Zarejestrowana w Czechach firma prowadzi co najmniej dwa sklepy internetowe oferujące środki psychoaktywne, jak podaje Nowa Trybuna Opolska. Właściciele spółki informują na stronie internetowej, że prowadzą legalną działalność handlową, a w ich ofercie ''nie znajdują się substancje, które są w Polsce nielegalne". Dopalacze powstają szybciej niż aktualizowany jest rejestr substancji pod kontrolą państwa.

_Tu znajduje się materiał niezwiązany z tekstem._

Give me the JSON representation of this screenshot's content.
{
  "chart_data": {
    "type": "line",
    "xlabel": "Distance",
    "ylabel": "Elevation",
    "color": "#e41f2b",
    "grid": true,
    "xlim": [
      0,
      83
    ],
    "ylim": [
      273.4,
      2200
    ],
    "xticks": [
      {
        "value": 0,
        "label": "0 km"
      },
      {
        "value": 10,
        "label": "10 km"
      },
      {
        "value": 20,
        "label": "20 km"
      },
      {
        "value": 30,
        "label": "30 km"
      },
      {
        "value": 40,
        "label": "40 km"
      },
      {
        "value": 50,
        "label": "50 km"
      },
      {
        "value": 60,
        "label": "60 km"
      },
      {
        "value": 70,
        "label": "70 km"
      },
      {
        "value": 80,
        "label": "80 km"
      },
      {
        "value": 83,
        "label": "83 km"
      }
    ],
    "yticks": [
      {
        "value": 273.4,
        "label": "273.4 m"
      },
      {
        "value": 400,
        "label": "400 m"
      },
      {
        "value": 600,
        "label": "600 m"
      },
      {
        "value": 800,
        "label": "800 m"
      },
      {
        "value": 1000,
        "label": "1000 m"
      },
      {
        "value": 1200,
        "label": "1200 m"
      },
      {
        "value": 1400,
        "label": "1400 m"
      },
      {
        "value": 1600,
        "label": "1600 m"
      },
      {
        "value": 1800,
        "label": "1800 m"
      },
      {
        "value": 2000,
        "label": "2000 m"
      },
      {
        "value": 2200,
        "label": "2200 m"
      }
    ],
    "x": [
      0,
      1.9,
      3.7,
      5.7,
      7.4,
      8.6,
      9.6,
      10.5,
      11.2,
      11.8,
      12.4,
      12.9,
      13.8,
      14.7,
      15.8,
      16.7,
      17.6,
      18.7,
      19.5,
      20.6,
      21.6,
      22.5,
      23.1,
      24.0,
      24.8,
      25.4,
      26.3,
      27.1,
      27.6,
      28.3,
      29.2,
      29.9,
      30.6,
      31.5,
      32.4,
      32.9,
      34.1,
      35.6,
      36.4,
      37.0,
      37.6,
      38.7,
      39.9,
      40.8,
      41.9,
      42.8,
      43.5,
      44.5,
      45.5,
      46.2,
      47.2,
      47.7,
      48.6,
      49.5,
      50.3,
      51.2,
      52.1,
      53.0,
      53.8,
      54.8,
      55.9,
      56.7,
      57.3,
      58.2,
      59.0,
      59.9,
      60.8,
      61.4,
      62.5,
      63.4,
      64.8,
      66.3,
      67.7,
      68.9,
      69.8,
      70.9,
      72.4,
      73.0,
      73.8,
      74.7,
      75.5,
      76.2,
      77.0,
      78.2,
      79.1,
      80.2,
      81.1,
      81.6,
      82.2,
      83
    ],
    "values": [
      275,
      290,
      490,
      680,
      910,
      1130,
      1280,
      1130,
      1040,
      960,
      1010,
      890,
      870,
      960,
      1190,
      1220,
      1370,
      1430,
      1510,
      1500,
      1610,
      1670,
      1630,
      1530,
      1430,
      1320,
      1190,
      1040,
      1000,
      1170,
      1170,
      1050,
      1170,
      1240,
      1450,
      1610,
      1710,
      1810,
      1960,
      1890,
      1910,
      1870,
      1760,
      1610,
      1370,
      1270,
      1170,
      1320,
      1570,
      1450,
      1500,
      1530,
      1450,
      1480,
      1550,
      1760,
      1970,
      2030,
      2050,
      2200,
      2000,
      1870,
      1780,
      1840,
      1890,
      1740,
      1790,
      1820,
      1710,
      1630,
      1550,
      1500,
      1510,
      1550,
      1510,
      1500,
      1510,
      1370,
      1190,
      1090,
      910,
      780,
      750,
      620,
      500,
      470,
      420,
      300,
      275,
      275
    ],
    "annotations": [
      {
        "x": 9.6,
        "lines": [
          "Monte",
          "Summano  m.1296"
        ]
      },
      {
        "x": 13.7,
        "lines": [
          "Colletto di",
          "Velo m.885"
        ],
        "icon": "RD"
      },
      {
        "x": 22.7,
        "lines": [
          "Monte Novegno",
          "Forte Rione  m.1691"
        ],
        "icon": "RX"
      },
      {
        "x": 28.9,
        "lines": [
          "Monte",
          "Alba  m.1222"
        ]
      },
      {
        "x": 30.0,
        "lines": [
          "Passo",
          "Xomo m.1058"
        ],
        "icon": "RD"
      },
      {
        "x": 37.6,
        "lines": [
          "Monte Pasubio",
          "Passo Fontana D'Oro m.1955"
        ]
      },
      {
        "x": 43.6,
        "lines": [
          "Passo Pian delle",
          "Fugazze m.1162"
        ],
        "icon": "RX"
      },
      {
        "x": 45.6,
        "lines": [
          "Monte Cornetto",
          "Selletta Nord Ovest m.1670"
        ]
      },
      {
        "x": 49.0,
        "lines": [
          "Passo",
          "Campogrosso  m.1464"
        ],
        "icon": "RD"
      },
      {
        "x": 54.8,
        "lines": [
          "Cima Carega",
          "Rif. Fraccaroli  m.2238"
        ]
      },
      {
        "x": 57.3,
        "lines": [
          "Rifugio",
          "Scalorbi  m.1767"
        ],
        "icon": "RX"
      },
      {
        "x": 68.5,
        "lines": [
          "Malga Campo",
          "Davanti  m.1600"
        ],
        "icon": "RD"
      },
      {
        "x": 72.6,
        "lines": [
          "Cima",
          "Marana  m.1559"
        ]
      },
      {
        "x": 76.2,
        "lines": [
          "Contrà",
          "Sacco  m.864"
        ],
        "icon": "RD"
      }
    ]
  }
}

Policja zdaje sobie sprawę, że po likwidacji sklepów z dopalaczami handel nimi przeniósł się do internetu, a prowadzą go spółki rejestrowane w Czechach, na Słowacji i w Holandii. Tam taka działalność jest możliwa.

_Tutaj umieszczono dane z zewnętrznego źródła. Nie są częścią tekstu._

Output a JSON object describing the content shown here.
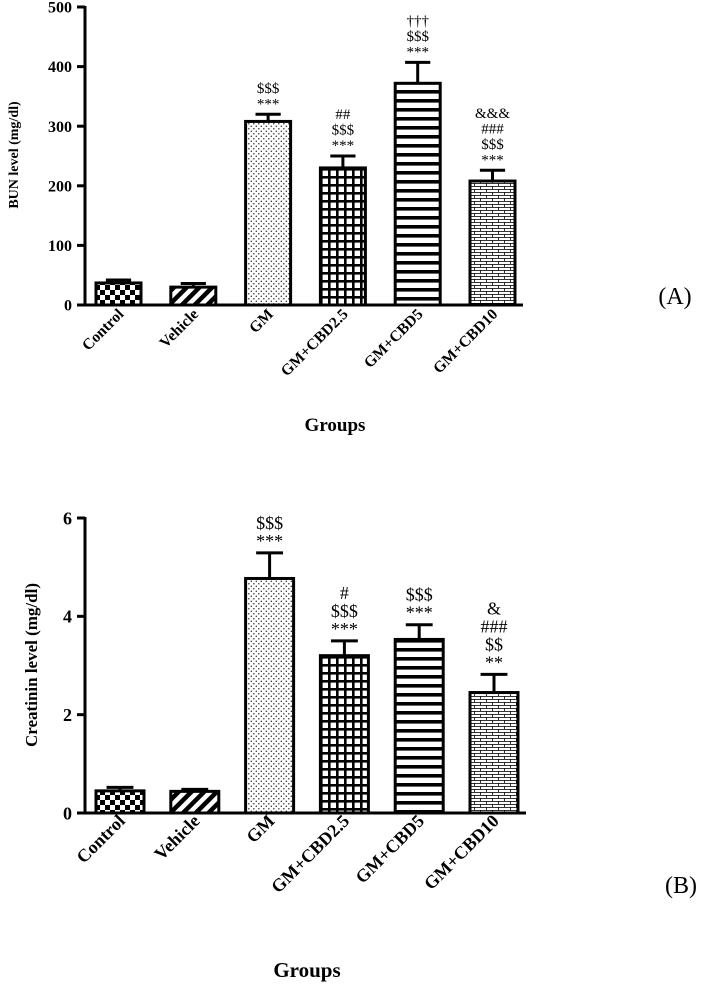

W Polsce walka z dopalaczami rozpoczęła się w 2010 r. W październiku sanepid rozpoczął akcję zamykania sklepów z dopalaczami, których zamknięto ogółem ponad 1,3 tys.
Według Ewy Waluk, dyrektora Departamentu Nadzoru nad Środkami Zastępczymi w Głównym Inspektoracie Sanitarnym, z danych krajowego konsultanta w dziedzinie toksykologii klinicznej wynika, że od dwóch lat liczba zatruć utrzymuje się na podobnym poziomie, ale jest 10 razy mniejsza niż w październiku 2010 r.